One of the key principles of this 3rd Bird Atlas project is the guarantee that the data collected will be made available free of charge for all non-profit, conservation applications. That’s a significant change from the first two bird distribution projects where Birds New Zealand adopted a ‘User Pays’ stance for the data that had been collected at the Society’s effort and expense.
Making the information freely available, has, however created a new challenge for the society.
“The challenge has been how to fund the Bird Atlas up front,” says Nikki, “And there have been 3 funding streams. Grants have included a large grant from the Lotteries ‘Environment and Heritage Fund’ which covers most of the infrastructure costs for the first 3 years of the Atlas project. One key sponsor – Goodness Kitchen has also come onboard with funding which proved crucial for getting this project off the ground.”

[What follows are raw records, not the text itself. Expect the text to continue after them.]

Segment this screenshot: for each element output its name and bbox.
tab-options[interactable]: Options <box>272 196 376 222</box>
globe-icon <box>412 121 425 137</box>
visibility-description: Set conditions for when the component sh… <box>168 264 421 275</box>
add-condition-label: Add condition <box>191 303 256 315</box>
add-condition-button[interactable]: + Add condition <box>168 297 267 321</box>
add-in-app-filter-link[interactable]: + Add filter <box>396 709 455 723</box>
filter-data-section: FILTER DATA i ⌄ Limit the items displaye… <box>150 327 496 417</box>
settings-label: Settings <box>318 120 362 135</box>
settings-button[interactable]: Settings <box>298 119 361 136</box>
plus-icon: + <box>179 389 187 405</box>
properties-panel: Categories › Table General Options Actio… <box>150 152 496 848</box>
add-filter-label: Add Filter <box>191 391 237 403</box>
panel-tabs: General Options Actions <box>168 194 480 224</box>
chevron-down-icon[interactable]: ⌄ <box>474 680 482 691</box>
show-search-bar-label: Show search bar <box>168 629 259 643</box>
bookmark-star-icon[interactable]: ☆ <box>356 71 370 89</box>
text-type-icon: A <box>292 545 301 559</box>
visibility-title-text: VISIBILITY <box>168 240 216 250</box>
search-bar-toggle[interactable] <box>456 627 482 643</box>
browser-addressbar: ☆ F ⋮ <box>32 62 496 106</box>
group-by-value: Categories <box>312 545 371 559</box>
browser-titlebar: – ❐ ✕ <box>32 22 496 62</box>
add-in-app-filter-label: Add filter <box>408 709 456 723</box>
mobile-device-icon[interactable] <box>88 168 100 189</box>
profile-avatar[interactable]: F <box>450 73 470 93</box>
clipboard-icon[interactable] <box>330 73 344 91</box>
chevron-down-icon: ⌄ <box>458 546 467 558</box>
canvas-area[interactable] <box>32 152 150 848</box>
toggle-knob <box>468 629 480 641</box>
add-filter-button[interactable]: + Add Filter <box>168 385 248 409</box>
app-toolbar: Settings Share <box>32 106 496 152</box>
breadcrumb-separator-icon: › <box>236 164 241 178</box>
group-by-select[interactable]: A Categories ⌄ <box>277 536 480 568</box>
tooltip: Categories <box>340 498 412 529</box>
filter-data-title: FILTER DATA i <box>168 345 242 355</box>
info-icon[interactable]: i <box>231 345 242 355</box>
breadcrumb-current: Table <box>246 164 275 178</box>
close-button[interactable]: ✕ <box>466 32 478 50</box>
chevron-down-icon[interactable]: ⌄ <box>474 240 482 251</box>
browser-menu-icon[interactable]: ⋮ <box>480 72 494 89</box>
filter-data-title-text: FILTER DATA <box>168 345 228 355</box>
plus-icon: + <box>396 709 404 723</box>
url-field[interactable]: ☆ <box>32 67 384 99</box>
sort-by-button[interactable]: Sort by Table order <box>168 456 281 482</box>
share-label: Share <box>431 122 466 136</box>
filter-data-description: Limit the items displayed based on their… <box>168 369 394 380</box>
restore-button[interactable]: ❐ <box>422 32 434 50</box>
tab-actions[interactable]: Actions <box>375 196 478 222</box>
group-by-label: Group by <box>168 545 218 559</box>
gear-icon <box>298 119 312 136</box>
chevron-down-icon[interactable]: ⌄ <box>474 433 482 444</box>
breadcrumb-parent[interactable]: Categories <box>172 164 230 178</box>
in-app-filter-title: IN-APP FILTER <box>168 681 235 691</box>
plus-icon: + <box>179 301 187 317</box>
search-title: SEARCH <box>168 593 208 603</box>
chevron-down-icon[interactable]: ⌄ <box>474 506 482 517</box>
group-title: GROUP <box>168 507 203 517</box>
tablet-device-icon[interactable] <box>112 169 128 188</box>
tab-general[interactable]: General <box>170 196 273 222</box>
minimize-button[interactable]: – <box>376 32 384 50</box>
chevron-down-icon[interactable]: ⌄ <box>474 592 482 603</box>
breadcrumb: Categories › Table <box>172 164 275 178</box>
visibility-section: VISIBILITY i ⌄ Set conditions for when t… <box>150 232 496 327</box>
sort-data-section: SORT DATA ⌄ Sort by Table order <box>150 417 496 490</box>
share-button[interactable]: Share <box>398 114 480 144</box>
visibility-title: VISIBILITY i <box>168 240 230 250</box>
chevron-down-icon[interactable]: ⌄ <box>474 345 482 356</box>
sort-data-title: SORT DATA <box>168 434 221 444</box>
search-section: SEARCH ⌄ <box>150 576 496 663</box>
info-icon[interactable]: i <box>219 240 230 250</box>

There are definite financial advantages in making sure the volunteer project is a success.
“It is estimated that it will cost $0.5 million to run the Atlas project for 5 years in a way that will maximise results,” Nikki explains. “For government agencies to do the work without volunteers would cost an estimated $7 million!”
To their credit, a number of central and local government organisations have got behind the project.
“Every agency has been very supportive,” Nikki confirms. “The data is crucial for future planning and organisations are excited that the data will be available free of charge. ‘In kind’ support has already been forthcoming and that’s really valuable to us. That includes things like assistance with contacting landowners on behalf of survey participants who need to access private land and promoting the survey over their own social media and to conservation groups in their own regions.”
What happens next depends on all New Zealanders. Nikki, for one, can’t wait to get started.
“I’m itching to get out and collect actual data after 4 years of planning,” he says.